21-3 Tarjan's off-line least-common-ancestors algorithm

The least common ancestor of two nodes $u$ and $v$ in a rooted tree $T$ is the node $w$ that is an ancestor of both $u$ and $v$ and that has the greatest depth in $T$. In the off-line least-common-ancestors problem, we are given a rooted tree $T$ and an arbitrary set $P = \{\{u, v\}\}$ of unordered pairs of nodes in $T$, and we wish to determine the least common ancestor of each pair in $P$.

To solve the off-line least-common-ancestors problem, the following procedure performs a tree walk of $T$ with the initial call $\text{LCA}(T.root)$. We assume that each node is colored $\text{WHITE}$ prior to the walk.
LCA(u)
    MAKE-SET(u)
    FIND-SET(u).ancestor = u
    for each child v of u in T
        LCA(v)
        UNION(u, v)
        FIND-SET(u).ancestor = u
    u.color = BLACK
    for each node v such that {u, v} ∈ P
        if v.color == BLACK
            print "The least common ancestor of" u "and" v "is" FIND-SET(v).ancestor
a. Argue that line 10 executes exactly once for each pair $\{u, v\} \in P$.

b. Argue that at the time of the call $\text{LCA}(u)$, the number of sets in the disjoint-set data structure equals the depth of $u$ in $T$.

c. Prove that $\text{LCA}$ correctly prints the least common ancestor of $u$ and $v$ for each pair $\{u, v\} \in P$.

d. Analyze the running time of $\text{LCA}$, assuming that we use the implementation of the disjoint-set data structure in Section 21.3.

a. Suppose that we let $\le_{LCA}$ to be an ordering on the vertices so that $u \le_{LCA} v$ if we run line 7 of $\text{LCA}(u)$ before line 7 of $\text{LCA}(v)$. Then, when we are running line 7 of $\text{LCA}(u)$, we immediately go on to the for loop on line 8.

So, while we are doing this for loop, we still haven't called line 7 of $\text{LCA}(v)$. This means that $v.color$ is white, and so, the pair $\{u, v\}$ is not considered during the run of $\text{LCA}(u)$. However, during the for loop of $\text{LCA}(v)$, since line 7 of $\text{LCA}(u)$ has already run, $u.color = black$. This means that we will consider the pair $\{v, u\}$ during the running of $\text{LCA}(v)$.

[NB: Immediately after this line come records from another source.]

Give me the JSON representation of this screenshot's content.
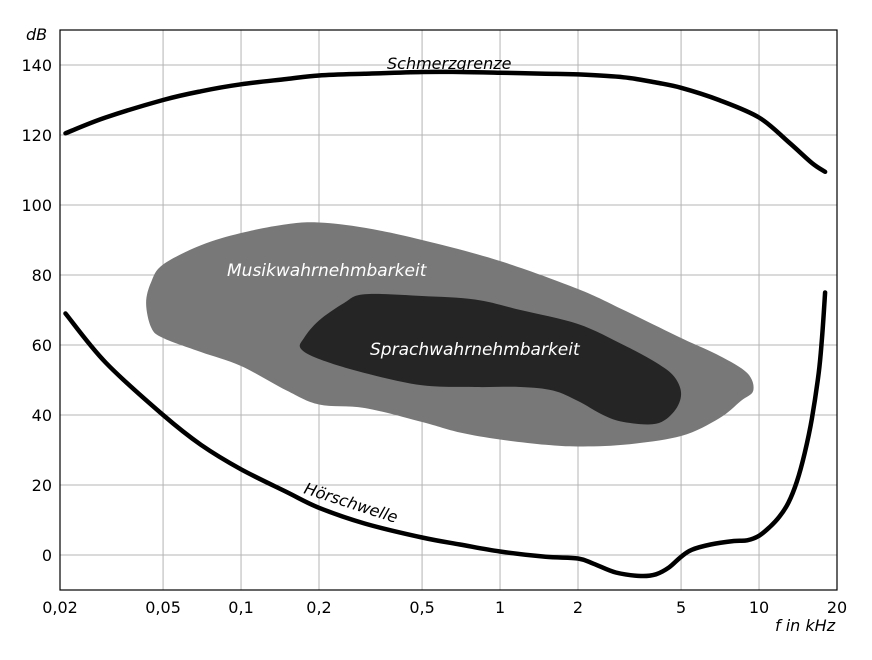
{
  "chart_data": {
    "type": "area",
    "x_scale": "log",
    "xlim": [
      0.02,
      20
    ],
    "ylim": [
      -10,
      150
    ],
    "grid": true,
    "xlabel": "f in kHz",
    "ylabel": "dB",
    "x_ticks": [
      {
        "value": 0.02,
        "label": "0,02"
      },
      {
        "value": 0.05,
        "label": "0,05"
      },
      {
        "value": 0.1,
        "label": "0,1"
      },
      {
        "value": 0.2,
        "label": "0,2"
      },
      {
        "value": 0.5,
        "label": "0,5"
      },
      {
        "value": 1,
        "label": "1"
      },
      {
        "value": 2,
        "label": "2"
      },
      {
        "value": 5,
        "label": "5"
      },
      {
        "value": 10,
        "label": "10"
      },
      {
        "value": 20,
        "label": "20"
      }
    ],
    "y_ticks": [
      {
        "value": 0,
        "label": "0"
      },
      {
        "value": 20,
        "label": "20"
      },
      {
        "value": 40,
        "label": "40"
      },
      {
        "value": 60,
        "label": "60"
      },
      {
        "value": 80,
        "label": "80"
      },
      {
        "value": 100,
        "label": "100"
      },
      {
        "value": 120,
        "label": "120"
      },
      {
        "value": 140,
        "label": "140"
      }
    ],
    "regions": [
      {
        "name": "Musikwahrnehmbarkeit",
        "color": "#787878",
        "outline": [
          [
            0.045,
            65
          ],
          [
            0.05,
            62
          ],
          [
            0.07,
            58
          ],
          [
            0.1,
            54
          ],
          [
            0.15,
            47
          ],
          [
            0.2,
            43
          ],
          [
            0.3,
            42
          ],
          [
            0.5,
            38
          ],
          [
            0.7,
            35
          ],
          [
            1,
            33
          ],
          [
            1.5,
            31.5
          ],
          [
            2,
            31
          ],
          [
            3,
            31.5
          ],
          [
            5,
            34
          ],
          [
            7,
            39
          ],
          [
            8.5,
            44
          ],
          [
            9.5,
            47
          ],
          [
            9,
            52
          ],
          [
            7,
            57
          ],
          [
            5,
            62
          ],
          [
            3,
            70
          ],
          [
            2,
            76
          ],
          [
            1,
            84
          ],
          [
            0.5,
            90
          ],
          [
            0.3,
            93.5
          ],
          [
            0.2,
            95
          ],
          [
            0.15,
            94.5
          ],
          [
            0.1,
            92
          ],
          [
            0.07,
            88.5
          ],
          [
            0.05,
            83
          ],
          [
            0.045,
            78
          ],
          [
            0.043,
            72
          ]
        ]
      },
      {
        "name": "Sprachwahrnehmbarkeit",
        "color": "#252525",
        "outline": [
          [
            0.17,
            59
          ],
          [
            0.2,
            56
          ],
          [
            0.3,
            52
          ],
          [
            0.5,
            48.5
          ],
          [
            0.8,
            48
          ],
          [
            1.2,
            48
          ],
          [
            1.6,
            47
          ],
          [
            2,
            44
          ],
          [
            2.5,
            40
          ],
          [
            3,
            38
          ],
          [
            4,
            37.5
          ],
          [
            4.7,
            41
          ],
          [
            5,
            46
          ],
          [
            4.7,
            51
          ],
          [
            4,
            55
          ],
          [
            3,
            60
          ],
          [
            2,
            66
          ],
          [
            1.2,
            70
          ],
          [
            0.8,
            73
          ],
          [
            0.5,
            74
          ],
          [
            0.3,
            74.5
          ],
          [
            0.25,
            72
          ],
          [
            0.2,
            67
          ],
          [
            0.175,
            62
          ]
        ]
      }
    ],
    "series": [
      {
        "name": "Schmerzgrenze",
        "points": [
          [
            0.021,
            120.5
          ],
          [
            0.03,
            125
          ],
          [
            0.05,
            130
          ],
          [
            0.07,
            132.5
          ],
          [
            0.1,
            134.5
          ],
          [
            0.15,
            136
          ],
          [
            0.2,
            137
          ],
          [
            0.3,
            137.5
          ],
          [
            0.5,
            138
          ],
          [
            0.7,
            138
          ],
          [
            1,
            137.8
          ],
          [
            1.5,
            137.5
          ],
          [
            2,
            137.3
          ],
          [
            3,
            136.5
          ],
          [
            4,
            135
          ],
          [
            5,
            133.5
          ],
          [
            7,
            130
          ],
          [
            10,
            125
          ],
          [
            13,
            118
          ],
          [
            16,
            112
          ],
          [
            18,
            109.5
          ]
        ]
      },
      {
        "name": "Hörschwelle",
        "points": [
          [
            0.021,
            69
          ],
          [
            0.03,
            55
          ],
          [
            0.05,
            40
          ],
          [
            0.07,
            31.5
          ],
          [
            0.1,
            24.5
          ],
          [
            0.15,
            18
          ],
          [
            0.2,
            13.5
          ],
          [
            0.3,
            9
          ],
          [
            0.5,
            5
          ],
          [
            0.7,
            3
          ],
          [
            1,
            1
          ],
          [
            1.5,
            -0.5
          ],
          [
            2,
            -1
          ],
          [
            2.3,
            -2.5
          ],
          [
            2.8,
            -5
          ],
          [
            3.5,
            -6
          ],
          [
            4,
            -5.5
          ],
          [
            4.5,
            -3.5
          ],
          [
            5,
            -0.5
          ],
          [
            5.5,
            1.5
          ],
          [
            6.5,
            3
          ],
          [
            8,
            4
          ],
          [
            9,
            4.2
          ],
          [
            10,
            5.5
          ],
          [
            11,
            8
          ],
          [
            12,
            11
          ],
          [
            13,
            15
          ],
          [
            14,
            21
          ],
          [
            15,
            29
          ],
          [
            16,
            39
          ],
          [
            17,
            52
          ],
          [
            17.5,
            62
          ],
          [
            18,
            75
          ]
        ]
      }
    ],
    "annotations": [
      {
        "text": "Schmerzgrenze",
        "target": "Schmerzgrenze"
      },
      {
        "text": "Musikwahrnehmbarkeit",
        "target": "Musikwahrnehmbarkeit"
      },
      {
        "text": "Sprachwahrnehmbarkeit",
        "target": "Sprachwahrnehmbarkeit"
      },
      {
        "text": "Hörschwelle",
        "target": "Hörschwelle"
      }
    ]
  }
}
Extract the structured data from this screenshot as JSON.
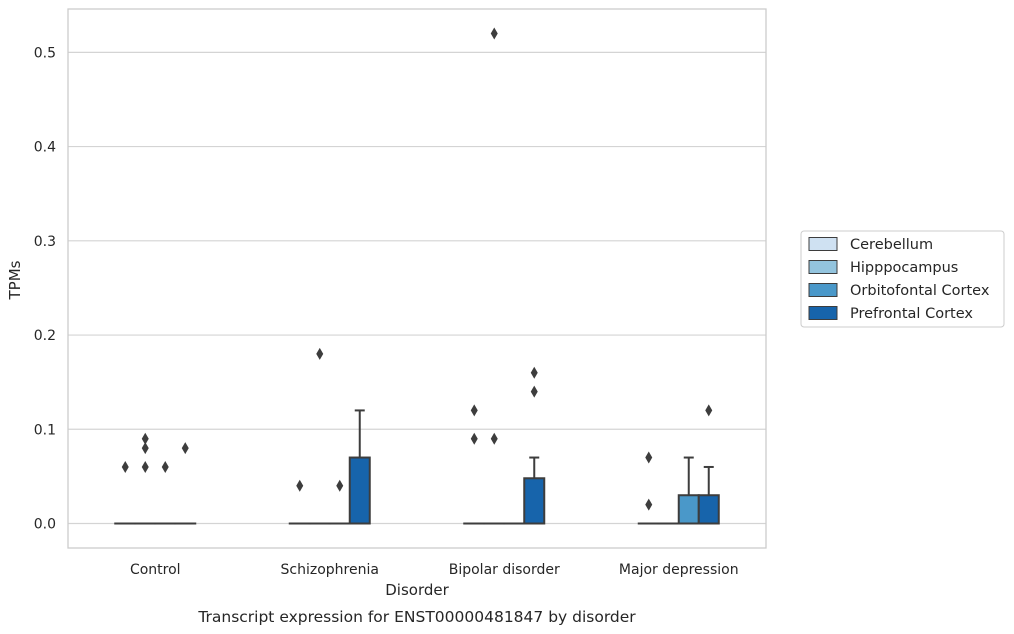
{
  "chart_data": {
    "type": "box",
    "xlabel": "Disorder",
    "ylabel": "TPMs",
    "caption": "Transcript expression for ENST00000481847 by disorder",
    "ylim": [
      -0.026,
      0.546
    ],
    "yticks": [
      0.0,
      0.1,
      0.2,
      0.3,
      0.4,
      0.5
    ],
    "ytick_labels": [
      "0.0",
      "0.1",
      "0.2",
      "0.3",
      "0.4",
      "0.5"
    ],
    "grid": "horizontal",
    "legend_position": "right",
    "categories": [
      "Control",
      "Schizophrenia",
      "Bipolar disorder",
      "Major depression"
    ],
    "series": [
      {
        "name": "Cerebellum",
        "color": "#cfe1f2",
        "boxes": [
          {
            "q1": 0,
            "median": 0,
            "q3": 0,
            "whisker_low": 0,
            "whisker_high": 0,
            "outliers": [
              0.06
            ]
          },
          {
            "q1": 0,
            "median": 0,
            "q3": 0,
            "whisker_low": 0,
            "whisker_high": 0,
            "outliers": [
              0.04
            ]
          },
          {
            "q1": 0,
            "median": 0,
            "q3": 0,
            "whisker_low": 0,
            "whisker_high": 0,
            "outliers": [
              0.09,
              0.12
            ]
          },
          {
            "q1": 0,
            "median": 0,
            "q3": 0,
            "whisker_low": 0,
            "whisker_high": 0,
            "outliers": [
              0.02,
              0.07
            ]
          }
        ]
      },
      {
        "name": "Hipppocampus",
        "color": "#93c4de",
        "boxes": [
          {
            "q1": 0,
            "median": 0,
            "q3": 0,
            "whisker_low": 0,
            "whisker_high": 0,
            "outliers": [
              0.06,
              0.08,
              0.09
            ]
          },
          {
            "q1": 0,
            "median": 0,
            "q3": 0,
            "whisker_low": 0,
            "whisker_high": 0,
            "outliers": [
              0.18
            ]
          },
          {
            "q1": 0,
            "median": 0,
            "q3": 0,
            "whisker_low": 0,
            "whisker_high": 0,
            "outliers": [
              0.09,
              0.52
            ]
          },
          {
            "q1": 0,
            "median": 0,
            "q3": 0,
            "whisker_low": 0,
            "whisker_high": 0,
            "outliers": []
          }
        ]
      },
      {
        "name": "Orbitofontal Cortex",
        "color": "#4a98c9",
        "boxes": [
          {
            "q1": 0,
            "median": 0,
            "q3": 0,
            "whisker_low": 0,
            "whisker_high": 0,
            "outliers": [
              0.06
            ]
          },
          {
            "q1": 0,
            "median": 0,
            "q3": 0,
            "whisker_low": 0,
            "whisker_high": 0,
            "outliers": [
              0.04
            ]
          },
          {
            "q1": 0,
            "median": 0,
            "q3": 0,
            "whisker_low": 0,
            "whisker_high": 0,
            "outliers": []
          },
          {
            "q1": 0,
            "median": 0,
            "q3": 0.03,
            "whisker_low": 0,
            "whisker_high": 0.07,
            "outliers": []
          }
        ]
      },
      {
        "name": "Prefrontal Cortex",
        "color": "#1764ab",
        "boxes": [
          {
            "q1": 0,
            "median": 0,
            "q3": 0,
            "whisker_low": 0,
            "whisker_high": 0,
            "outliers": [
              0.08
            ]
          },
          {
            "q1": 0,
            "median": 0,
            "q3": 0.07,
            "whisker_low": 0,
            "whisker_high": 0.12,
            "outliers": []
          },
          {
            "q1": 0,
            "median": 0,
            "q3": 0.048,
            "whisker_low": 0,
            "whisker_high": 0.07,
            "outliers": [
              0.14,
              0.16
            ]
          },
          {
            "q1": 0,
            "median": 0,
            "q3": 0.03,
            "whisker_low": 0,
            "whisker_high": 0.06,
            "outliers": [
              0.12
            ]
          }
        ]
      }
    ]
  },
  "colors": {
    "grid": "#d4d4d4",
    "frame": "#cccccc",
    "line": "#3d3d3d",
    "text": "#262626"
  }
}
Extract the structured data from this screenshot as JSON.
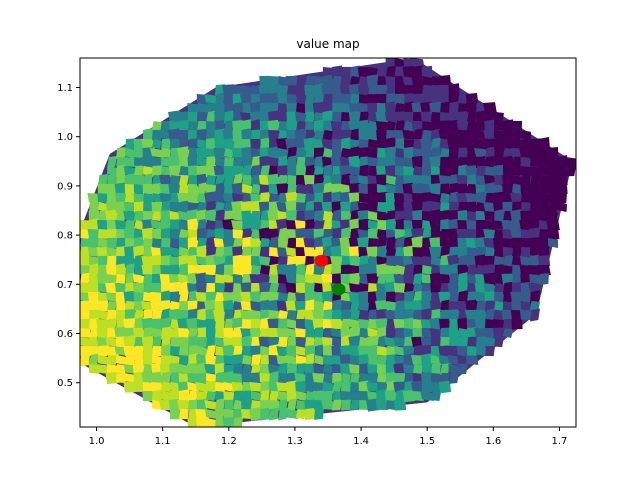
{
  "chart_data": {
    "type": "contour",
    "title": "value map",
    "xlabel": "",
    "ylabel": "",
    "xlim": [
      0.975,
      1.725
    ],
    "ylim": [
      0.41,
      1.16
    ],
    "x_ticks": [
      1.0,
      1.1,
      1.2,
      1.3,
      1.4,
      1.5,
      1.6,
      1.7
    ],
    "x_tick_labels": [
      "1.0",
      "1.1",
      "1.2",
      "1.3",
      "1.4",
      "1.5",
      "1.6",
      "1.7"
    ],
    "y_ticks": [
      0.5,
      0.6,
      0.7,
      0.8,
      0.9,
      1.0,
      1.1
    ],
    "y_tick_labels": [
      "0.5",
      "0.6",
      "0.7",
      "0.8",
      "0.9",
      "1.0",
      "1.1"
    ],
    "grid": false,
    "colormap": "viridis",
    "level_colors": [
      "#440154",
      "#46327e",
      "#365c8d",
      "#277f8e",
      "#1fa187",
      "#4ac16d",
      "#7ad151",
      "#bddf26",
      "#fde725"
    ],
    "domain_hull": [
      [
        1.18,
        1.1
      ],
      [
        1.48,
        1.16
      ],
      [
        1.72,
        0.95
      ],
      [
        1.665,
        0.64
      ],
      [
        1.5,
        0.46
      ],
      [
        1.15,
        0.41
      ],
      [
        0.975,
        0.54
      ],
      [
        0.975,
        0.81
      ],
      [
        1.02,
        0.965
      ]
    ],
    "markers": [
      {
        "x": 1.34,
        "y": 0.748,
        "color": "#ff0000"
      },
      {
        "x": 1.366,
        "y": 0.69,
        "color": "#008000"
      }
    ]
  }
}
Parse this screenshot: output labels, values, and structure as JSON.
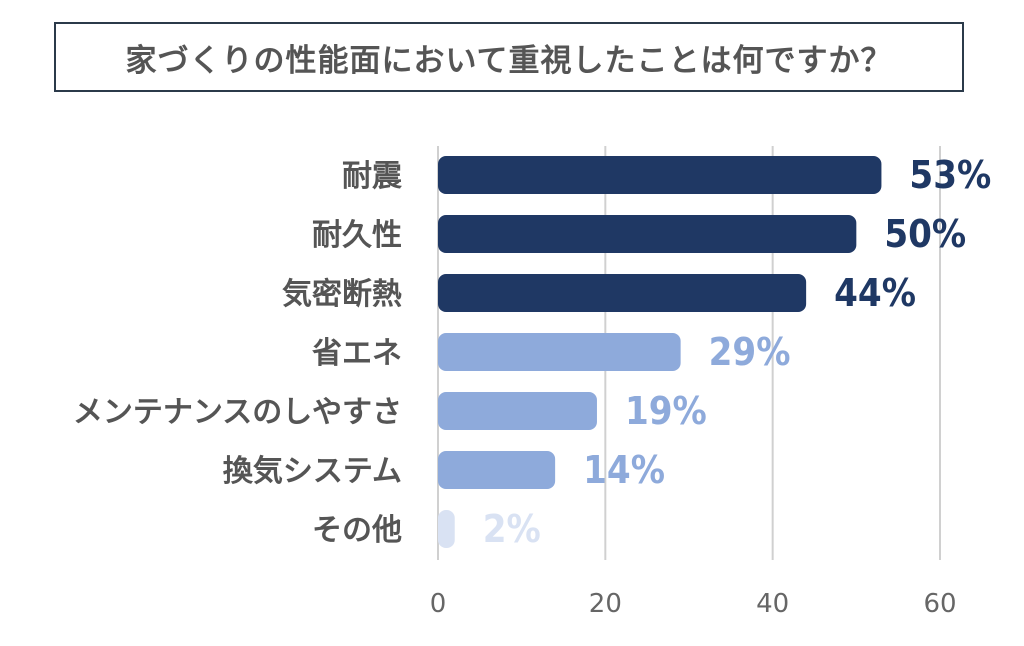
{
  "chart_data": {
    "type": "bar",
    "orientation": "horizontal",
    "title": "家づくりの性能面において重視したことは何ですか？",
    "categories": [
      "耐震",
      "耐久性",
      "気密断熱",
      "省エネ",
      "メンテナンスのしやすさ",
      "換気システム",
      "その他"
    ],
    "values": [
      53,
      50,
      44,
      29,
      19,
      14,
      2
    ],
    "value_labels": [
      "53%",
      "50%",
      "44%",
      "29%",
      "19%",
      "14%",
      "2%"
    ],
    "bar_colors": [
      "#1f3864",
      "#1f3864",
      "#1f3864",
      "#8eaadb",
      "#8eaadb",
      "#8eaadb",
      "#d9e2f3"
    ],
    "xlim": [
      0,
      60
    ],
    "x_ticks": [
      0,
      20,
      40,
      60
    ],
    "grid": "vertical"
  }
}
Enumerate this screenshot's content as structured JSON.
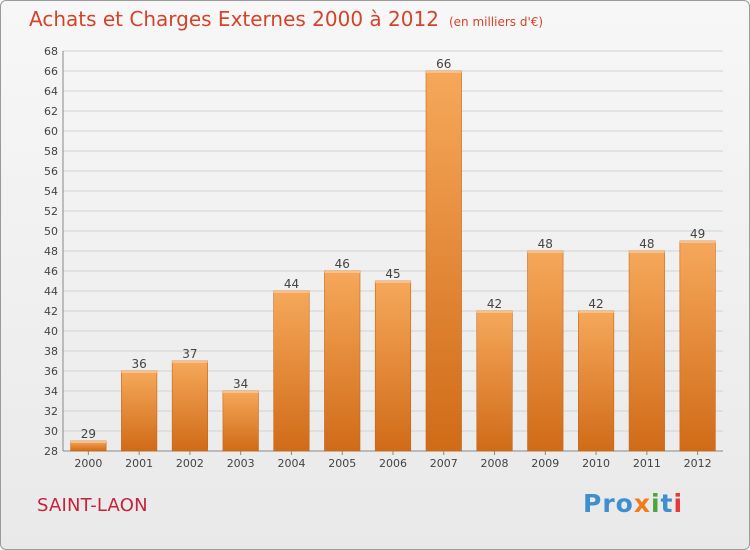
{
  "header": {
    "title": "Achats et Charges Externes 2000 à 2012",
    "subtitle": "(en milliers d'€)"
  },
  "footer": {
    "commune": "SAINT-LAON",
    "logo": {
      "p1": "Pro",
      "p2": "x",
      "p3": "i",
      "p4": "t",
      "p5": "i"
    }
  },
  "colors": {
    "bar_light": "#f6a85a",
    "bar_dark": "#d06b18",
    "title": "#d4442a",
    "commune": "#c6243a"
  },
  "chart_data": {
    "type": "bar",
    "title": "Achats et Charges Externes 2000 à 2012",
    "subtitle": "(en milliers d'€)",
    "categories": [
      "2000",
      "2001",
      "2002",
      "2003",
      "2004",
      "2005",
      "2006",
      "2007",
      "2008",
      "2009",
      "2010",
      "2011",
      "2012"
    ],
    "values": [
      29,
      36,
      37,
      34,
      44,
      46,
      45,
      66,
      42,
      48,
      42,
      48,
      49
    ],
    "ylim": [
      28,
      68
    ],
    "yticks": [
      28,
      30,
      32,
      34,
      36,
      38,
      40,
      42,
      44,
      46,
      48,
      50,
      52,
      54,
      56,
      58,
      60,
      62,
      64,
      66,
      68
    ],
    "grid": true,
    "data_labels": true,
    "xlabel": "",
    "ylabel": ""
  }
}
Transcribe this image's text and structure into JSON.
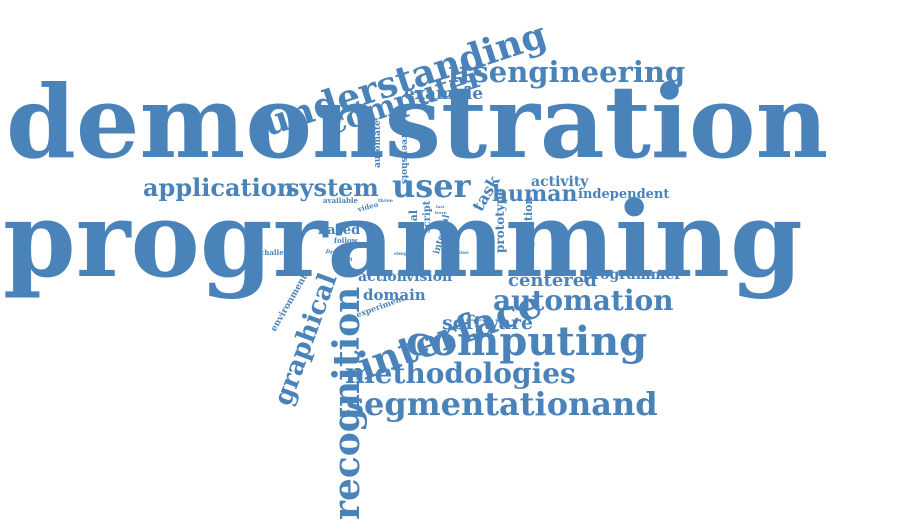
{
  "words": [
    {
      "text": "demonstration",
      "size": 100,
      "rotate": 0
    },
    {
      "text": "programming",
      "size": 104,
      "rotate": 0
    },
    {
      "text": "understanding",
      "size": 36,
      "rotate": -18
    },
    {
      "text": "computer",
      "size": 30,
      "rotate": -18
    },
    {
      "text": "itsengineering",
      "size": 29,
      "rotate": 0
    },
    {
      "text": "example",
      "size": 17,
      "rotate": 0
    },
    {
      "text": "automate",
      "size": 9,
      "rotate": -90
    },
    {
      "text": "screenshots",
      "size": 9,
      "rotate": 90
    },
    {
      "text": "application",
      "size": 24,
      "rotate": 0
    },
    {
      "text": "system",
      "size": 24,
      "rotate": 0
    },
    {
      "text": "user",
      "size": 32,
      "rotate": 0
    },
    {
      "text": "task",
      "size": 16,
      "rotate": -60
    },
    {
      "text": "human",
      "size": 22,
      "rotate": 0
    },
    {
      "text": "activity",
      "size": 14,
      "rotate": 0
    },
    {
      "text": "independent",
      "size": 13,
      "rotate": 0
    },
    {
      "text": "available",
      "size": 7,
      "rotate": 0
    },
    {
      "text": "video",
      "size": 7,
      "rotate": -15
    },
    {
      "text": "three",
      "size": 5,
      "rotate": 0
    },
    {
      "text": "based",
      "size": 13,
      "rotate": 0
    },
    {
      "text": "follow",
      "size": 7,
      "rotate": 0
    },
    {
      "text": "challenge",
      "size": 7,
      "rotate": 0
    },
    {
      "text": "problem",
      "size": 6,
      "rotate": 20
    },
    {
      "text": "visual",
      "size": 11,
      "rotate": -90
    },
    {
      "text": "simple",
      "size": 5,
      "rotate": 0
    },
    {
      "text": "script",
      "size": 10,
      "rotate": -90
    },
    {
      "text": "internal",
      "size": 9,
      "rotate": -75
    },
    {
      "text": "machine",
      "size": 5,
      "rotate": 0
    },
    {
      "text": "prototype",
      "size": 12,
      "rotate": -90
    },
    {
      "text": "question",
      "size": 11,
      "rotate": -90
    },
    {
      "text": "fast",
      "size": 4,
      "rotate": 0
    },
    {
      "text": "learn",
      "size": 4,
      "rotate": 0
    },
    {
      "text": "action",
      "size": 14,
      "rotate": 0
    },
    {
      "text": "vision",
      "size": 14,
      "rotate": 0
    },
    {
      "text": "centered",
      "size": 18,
      "rotate": 0
    },
    {
      "text": "programmer",
      "size": 14,
      "rotate": 0
    },
    {
      "text": "domain",
      "size": 15,
      "rotate": 0
    },
    {
      "text": "experiment",
      "size": 8,
      "rotate": -20
    },
    {
      "text": "environment",
      "size": 9,
      "rotate": -60
    },
    {
      "text": "interface",
      "size": 38,
      "rotate": -20
    },
    {
      "text": "automation",
      "size": 28,
      "rotate": 0
    },
    {
      "text": "software",
      "size": 19,
      "rotate": 0
    },
    {
      "text": "graphical",
      "size": 26,
      "rotate": -70
    },
    {
      "text": "computing",
      "size": 40,
      "rotate": 0
    },
    {
      "text": "recognition",
      "size": 36,
      "rotate": -90
    },
    {
      "text": "methodologies",
      "size": 28,
      "rotate": 0
    },
    {
      "text": "segmentationand",
      "size": 32,
      "rotate": 0
    }
  ],
  "style": {
    "word_color": "#4a83b9",
    "background": "#ffffff"
  }
}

It is not obvious what the ordering $\le_{LCA}$ is, as it will be implementation dependent. It depends on the order in which child vertices are iterated in the for loop on line 3. That is, it doesn't just depend on the graph structure.

b. We suppose that it is true prior to a given call of $\text{LCA}$, and show that this property is preserved throughout a run of the procedure, increasing the number of disjoint sets by one by the end of the procedure. So, supposing that $u$ has depth $d$ and there are $d$ items in the disjoint set data structure before it runs, it increases to $d + 1$ disjoint sets on line 1. So, by the time we get to line 4, and call $\text{LCA}$ of a child of $u$, there are $d + 1$ disjoint sets, this is exactly the depth of the child. After line 4, there are now $d + 2$ disjoint sets, so, line 5 brings it back down to $d + 1$ disjoint sets for the subsequent times through the loop. After the loop, there are no more changes to the number of disjoint sets, so, the algorithm terminates with $\text{d + 1}$ disjoint sets, as desired. Since this holds for any arbitrary run of $\text{LCA}$, it holds for all runs of $\text{LCA}$.

c. Suppose that the pair $u$ and $v$ have the least common ancestor $w$. Then, when running $\text{LCA}(w)$, $u$ will be in the subtree rooted at one of $w$'s children, and $v$ will be in another. WLOG, suppose that the subtree containing $u$ runs first.

So, when we are done with running that subtree, all of their ancestor values will point to $w$ and their colors will be black, and their ancestor values will not change until $\text{LCA}(w)$ returns. However, we run $\text{LCA}(v)$ before $\text{LCA}(w)$ returns, so in the for loop on line 8 of $\text{LCA}(v)$, we will be considering the pair $\{u, v\}$, since $u.color = black$. Since $u.ancestor$ is still $w$, that is what will be output, which is the correct answer for their $\text{LCA}$.

d. The time complexity of lines 1 and 2 are just constant. Then, for each child, we have a call to the same procedure, a $\text{UNION}$ operation which only takes constant time, and a $\text{FIND-SET}$ operation which can take at most amortized inverse Ackerman's time. Since we check each and every thing that is adjacent to $u$ for being black, we are only checking each pair in $P$ at most twice in lines 8-10, among all the runs of $\text{LCA}$. This means that the total runtime is $O(|T|\alpha(|T|) + |P|)$.